Clean Out The Pantry:
It’s easy to forget about foods that you purchase, especially if they get lost in the depths of the pantry. Rather than burying the old food items in the backs of your shelves, take the time to examine which foods belong in the pantry and which ones need to be thrown out. Once you get rid of expired foods, organize the pantry based on food groups. Store snacks together, store canned goods together, store baking supplies together, and store beverages together. The goal is to make it easy for you to find what you need when you open the pantry.
Create A Pantry:
Not everyone has the luxury of having a pantry (we’re talking about all the apartment dwellers out there). When you have limited storage space, you have to get creative. Find a space that is near your kitchen, put in some shelves or stack boxes, and have this be your pantry during stay-at-home orders. This space is for your nonperishables.
Buy Fresh And Freeze:
Fresh is best and we strongly endorse that everyone buy fresh produce items. They provide essential nutrients that nourish the body, which is important during these times. Too often do people buy fresh produce items and throw them away before using them because they went bad. Avoid this problem by washing your produce, chopping it up, and placing it in freezer bags or containers. You can prep smoothie bags or prep vegetable combinations for healthy vegetable sides.
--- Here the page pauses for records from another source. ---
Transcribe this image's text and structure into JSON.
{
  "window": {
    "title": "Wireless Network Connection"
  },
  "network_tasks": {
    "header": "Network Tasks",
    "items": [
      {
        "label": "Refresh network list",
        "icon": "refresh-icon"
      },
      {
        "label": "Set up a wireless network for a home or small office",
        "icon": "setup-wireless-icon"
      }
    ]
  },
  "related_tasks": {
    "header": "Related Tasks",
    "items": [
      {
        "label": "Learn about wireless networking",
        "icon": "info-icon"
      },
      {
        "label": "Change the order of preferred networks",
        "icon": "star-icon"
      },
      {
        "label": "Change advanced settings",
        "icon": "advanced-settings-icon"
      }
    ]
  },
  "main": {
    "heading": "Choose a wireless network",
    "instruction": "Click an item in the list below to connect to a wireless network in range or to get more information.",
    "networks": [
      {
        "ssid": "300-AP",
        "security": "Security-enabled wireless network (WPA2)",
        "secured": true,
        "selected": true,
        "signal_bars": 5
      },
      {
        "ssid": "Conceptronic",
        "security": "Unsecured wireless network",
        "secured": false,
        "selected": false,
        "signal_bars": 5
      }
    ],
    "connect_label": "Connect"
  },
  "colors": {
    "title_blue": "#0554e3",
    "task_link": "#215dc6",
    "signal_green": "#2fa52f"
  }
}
Put Leftovers On One Shelf:
Leftovers make great lunches, but they can get lost in the chaos that is your fridge. To limit food waste and enjoy all the food you made, keep the containers with leftovers on one shelf. This helps you know where all your leftovers are, and you’ll think of them more often if they are in one place. This is the first step towards mindful eating.
Organize The Fridge:
There are lots of groceries going in and out of the refrigerator these days. Keep tabs on what comes in and what goes out by allocating certain shelves, drawers, or door space to specific food items. For instance:
- Use Bins: If you want to keep meal preparations together, prep your vegetables for specific meals and add them to containers. This will help you know what to make and you won’t have to think as much about cooking.
- Keep Fruits And Vegetables At Eye Level: It’s natural to put fruits and vegetables in produce drawers, but it’s hard to see them in these drawers. Change that by storing produce on shelves that are at eye level. Seeing them more helps to avoid food waste, and it’s a friendly reminder to eat fruits and vegetables every day.
- Store Condiments In The Door: Condiments remain the warmest because of the constant opening and closing of the fridge. Organize your condiments by height and move on from there.